Unique values - helpful in order to get a non-equity indicative?

Similar mechanisms would be used to get those unique values. For example, by removing the duplicates from the reverseMap :

for (Integer i: listDuplicates)
    reverseMap.remove(i);

Now the reverseMap only contains unique values. reverseMap.size() = 11

   KEY                     VALUE
   1                       welcome
   3                       what
   6                       doing
   9                       I
   10                      was
   12                      before
   15                      dumb

In order to get the unique words:

reverseMap.values() = {welcome,what,doing,I,was,before,dumb}

If you need to know which unique words are from which document, you could use the reverseMap (as the Lists may be altered after you execute methods such as retainAll on them):

  • Count the number of words from the 1st document. This time, 7.
  • If the key of the reverseMap is <=7, that unique word comes from the 1st document. {welcome,what,doing}
  • If the key is >7, that unique word comes from the 2nd document. {I,was,before,dumb}

The uniqueness factor could also be another indicative, this way, a negative one (as we are searching for similarities here). Still could be really helpful.

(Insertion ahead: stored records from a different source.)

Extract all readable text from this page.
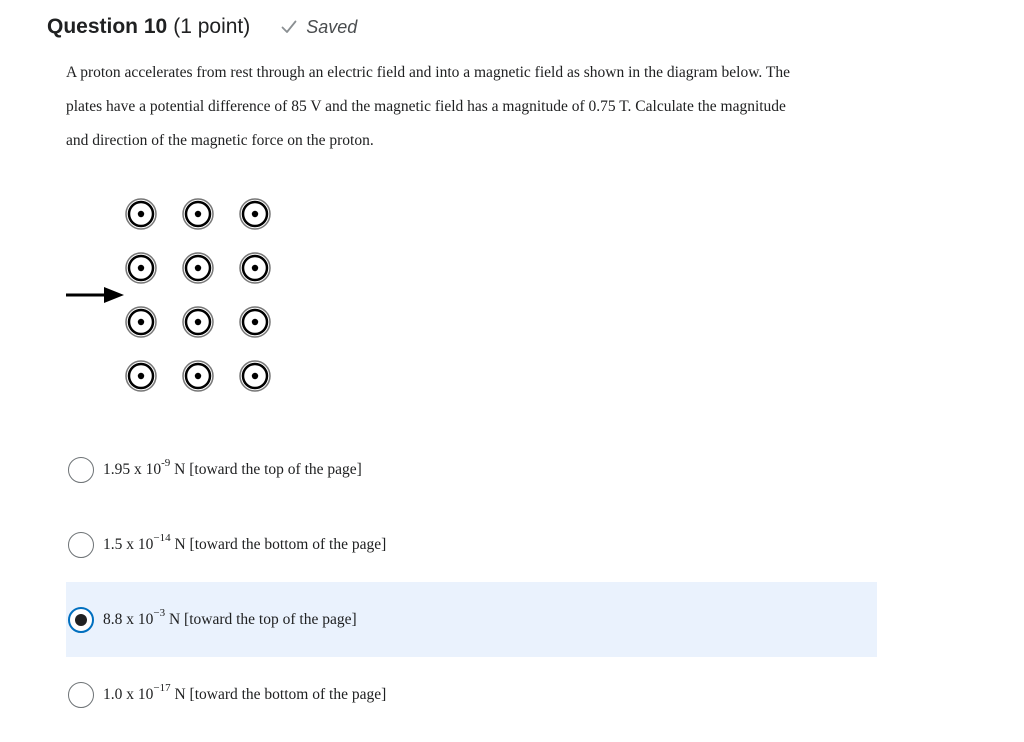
Question 10 (1 point)	Saved
A proton accelerates from rest through an electric field and into a magnetic field as shown in the diagram below. The
plates have a potential difference of 85 V and the magnetic field has a magnitude of 0.75 T. Calculate the magnitude
and direction of the magnetic force on the proton.
1.95 x $10^{-9}$ N [toward the top of the page]
1.5 x $10^{-14}$ N [toward the bottom of the page]
8.8 x $10^{-3}$ N [toward the top of the page]
1.0 x $10^{-17}$ N [toward the bottom of the page]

equals and hashCode - avoid

As the hashcode() method for Strings won't return the same value for two same words (only for two same String Object references), wouldn't work here. String.equals() method works by comparing the chars (also checks for the length, as you do manually) which would be total overkill if used for big documents:

public boolean equals(Object anObject) {  
      if (this == anObject) {  
          return true;  
      }  
      if (anObject instanceof String) {  
          String anotherString = (String) anObject;  
          int n = value.length;  
          if (n == anotherString.value.length) {  
              char v1[] = value;  
              char v2[] = anotherString.value;  
              int i = 0;  
              while (n-- != 0) {  
                  if (v1[i] != v2[i])  
                          return false;  
                  i++;  
              }  
              return true;  
          }  
      }  
      return false;  
  }  

My oppinion is to avoid this as much as possible, specially hashCode() should never be used, as:

String one = "hello";
String two = "hello"; 

one.hashCode() != two.hashCode()

There's an exception to this, but only when the compiler interns strings; Once you load thousands of them, that won't ever again be used by the compiler. In those rare cases where both String Objects reference the same cached memory address, this will also be true:

one.hashCode() == two.hashCode() --> true
one == two --> true

But those are really unusual exceptions, and once string internship doesn't kick, those hashCodes won't be equal and the operator == to compare Strings will return false even if the Strings hold the same value (as usual, because it works comparing their memory addresses).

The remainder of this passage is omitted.